Infrastructure implementation:

It’s noteworthy that Senegal initially hosted the OIC summit in 1991.

· During the OIC 6th Sessions in 1991, hosted by Senegal from December 9-11, the King Fahd Palace Hotel and Conference Center were constructed, which remains the largest conference center in West Africa to this day, with a capacity of 5000.

· Senegal made significant improvements to its economy and infrastructure as part of the benefits package from hosting the 11th OIC summit. However, many of these infrastructure projects were completed after the summit itself.

· Hotels like Radisson Blu and Terrou Bi were built in 2009, along with other five-star hotels, after the summit.

· Several hotels in Saly were remodeled and modernized to accommodate delegates since the four planned five-star hotels were not completed in time for the summit.

· Hotels such as Pullman Hotel and King Fahd Hotel in Dakar received grants to upgrade their facilities for VIP guests.

· Senegal’s main container terminal was rebuilt, establishing it as one of the premier seaports in West Africa.

· A 210KM road between Linguere and Matam was constructed.

· Roads from the main airports to the city center were developed.

· 78 KM of roads within the greater Dakar area underwent rehabilitation and construction.

It’s also important to note that the majority of Senegal’s infrastructural developments were completed after the 2008 OIC summit. For instance, a temporary luxury ship was commissioned at Dakar seaport to accommodate high-level guests due to the delayed readiness of the OIC hotels. Therefore, the delayed completion of infrastructural projects in Gambia is not unique to Gambia and should not be solely considered as a measuring rod to determine failure or success of the summit. It is the total missed opportunities that Gambians should be concerned about.

On the other hand, The Gambia has benefited from the following infrastructural developments:

· A VVIP lounge at the Banjul International Airport, valued at $10.5 million.

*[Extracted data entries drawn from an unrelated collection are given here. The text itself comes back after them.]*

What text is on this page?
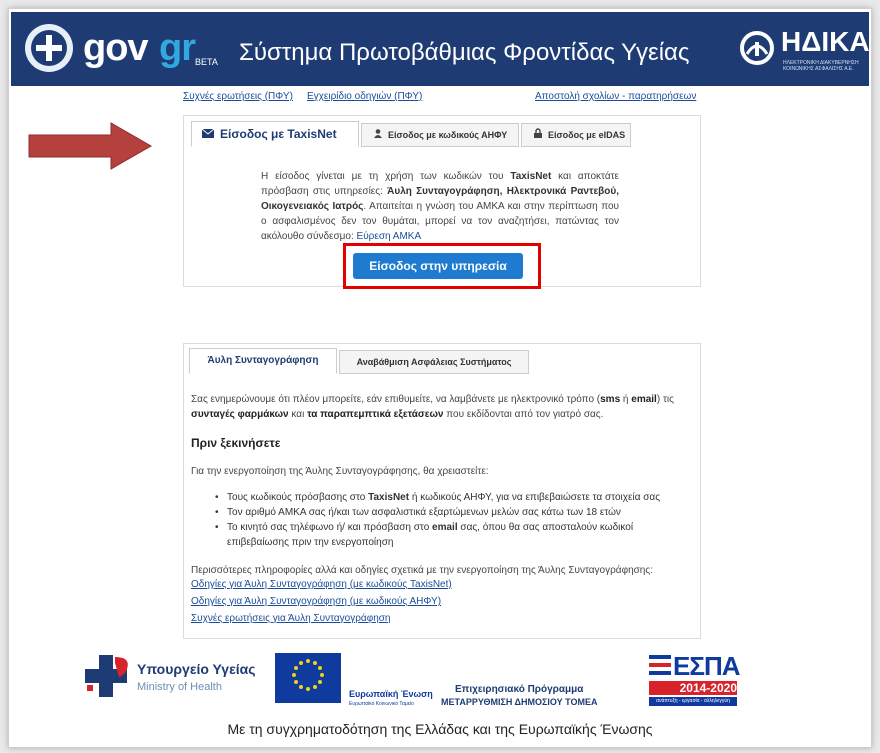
gov gr BETA Σύστημα Πρωτοβάθμιας Φροντίδας Υγείας	ΗΔΙΚΑ
ΗΛΕΚΤΡΟΝΙΚΗ ΔΙΑΚΥΒΕΡΝΗΣΗ ΚΟΙΝΩΝΙΚΗΣ ΑΣΦΑΛΙΣΗΣ Α.Ε.
Συχνές ερωτήσεις (ΠΦΥ) Εγχειρίδιο οδηγιών (ΠΦΥ)	Αποστολή σχολίων - παρατηρήσεων
Είσοδος με TaxisNet	Είσοδος με κωδικούς ΑΗΦΥ	Είσοδος με eIDAS
Η είσοδος γίνεται με τη χρήση των κωδικών του TaxisNet και αποκτάτε πρόσβαση στις υπηρεσίες: Άυλη Συνταγογράφηση, Ηλεκτρονικά Ραντεβού, Οικογενειακός Ιατρός. Απαιτείται η γνώση του ΑΜΚΑ και στην περίπτωση που ο ασφαλισμένος δεν τον θυμάται, μπορεί να τον αναζητήσει, πατώντας τον ακόλουθο σύνδεσμο: Εύρεση ΑΜΚΑ
Είσοδος στην υπηρεσία
Άυλη Συνταγογράφηση	Αναβάθμιση Ασφάλειας Συστήματος
Σας ενημερώνουμε ότι πλέον μπορείτε, εάν επιθυμείτε, να λαμβάνετε με ηλεκτρονικό τρόπο (sms ή email) τις
συνταγές φαρμάκων και τα παραπεμπτικά εξετάσεων που εκδίδονται από τον γιατρό σας.
Πριν ξεκινήσετε
Για την ενεργοποίηση της Άυλης Συνταγογράφησης, θα χρειαστείτε:
• Τους κωδικούς πρόσβασης στο TaxisNet ή κωδικούς ΑΗΦΥ, για να επιβεβαιώσετε τα στοιχεία σας
• Τον αριθμό ΑΜΚΑ σας ή/και των ασφαλιστικά εξαρτώμενων μελών σας κάτω των 18 ετών
• Το κινητό σας τηλέφωνο ή/ και πρόσβαση στο email σας, όπου θα σας αποσταλούν κωδικοί
επιβεβαίωσης πριν την ενεργοποίηση
Περισσότερες πληροφορίες αλλά και οδηγίες σχετικά με την ενεργοποίηση της Άυλης Συνταγογράφησης:
Οδηγίες για Άυλη Συνταγογράφηση (με κωδικούς TaxisNet)
Οδηγίες για Άυλη Συνταγογράφηση (με κωδικούς ΑΗΦΥ)
Συχνές ερωτήσεις για Άυλη Συνταγογράφηση
Υπουργείο Υγείας
Ministry of Health
Ευρωπαϊκή Ένωση
Ευρωπαϊκό Κοινωνικό Ταμείο
Επιχειρησιακό Πρόγραμμα
ΜΕΤΑΡΡΥΘΜΙΣΗ ΔΗΜΟΣΙΟΥ ΤΟΜΕΑ
ΕΣΠΑ
2014-2020
ανάπτυξη - εργασία - αλληλεγγύη
Με τη συγχρηματοδότηση της Ελλάδας και της Ευρωπαϊκής Ένωσης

· The construction of a $79 million, 22KM road from the airport junction to Sting Corner.

· Ongoing construction and rehabilitation of 50KM of feeder roads within the greater Banjul area, funded by the Saudi Fund for Development ($50 million).

· Completion of a state-of-the-art $50 million conference center, sponsored by the People’s Republic of China.

· Plans for a water treatment plant, though yet to be realized, with $22 million secured for the project.

· Allocation of $32 million for the improvement of NAWEC electricity and water supply, pending realization.

· A $100 million contract for the construction of a five-star hotel, signed with a foreign Senegalese investor, which currently appears doubtful for completion in the foreseeable future.

Missed Opportunities for Gambia:

· Despite Morocco’s pledge of $22 million to build a border control surveillance center to strengthen our national security, the pledge was rescinded for unclear reasons.

· Gambia overlooked the opportunity to expand its airport, runway, and other facilities to attract major airlines post-summit, potentially making it a central hub in West Africa.

· The failure to construct a five-star hotel hindered efforts to revitalize the struggling tourism industry.

· Hoteliers received inadequate financial support to upgrade their infrastructure for summit delegates, impacting the tourism sector.

· Saudi Arabia’s pledge to build a five-star hotel for VIP delegates was never fulfilled.

· Negotiations with Azerbaijan for a $50 million grant for OIC operations and road expansions collapsed due to a diplomatic blunder, resulting in lost funding.

· The King of Saudi Arabia’s pledge of 110 luxury vehicles for VIP guests did not materialize.

· The World Bank’s feasibility study at the Banjul container terminal, aimed at attracting foreign investors like Dubai World, was derailed by dubious dealings, missing out on potential benefits similar to Senegal’s partnership.

· Gambia failed to attract investment to overhaul the telecommunications sector.

· Diversification of OIC development projects to other regions, as Senegal did with the construction of a 210KM road from Linguere to Matam, was not pursued.

Considering these factors, one may question the success of the OIC summit in comparison to our neighboring state. I leave it to the Gambian people and readers to decide. Be your own judge.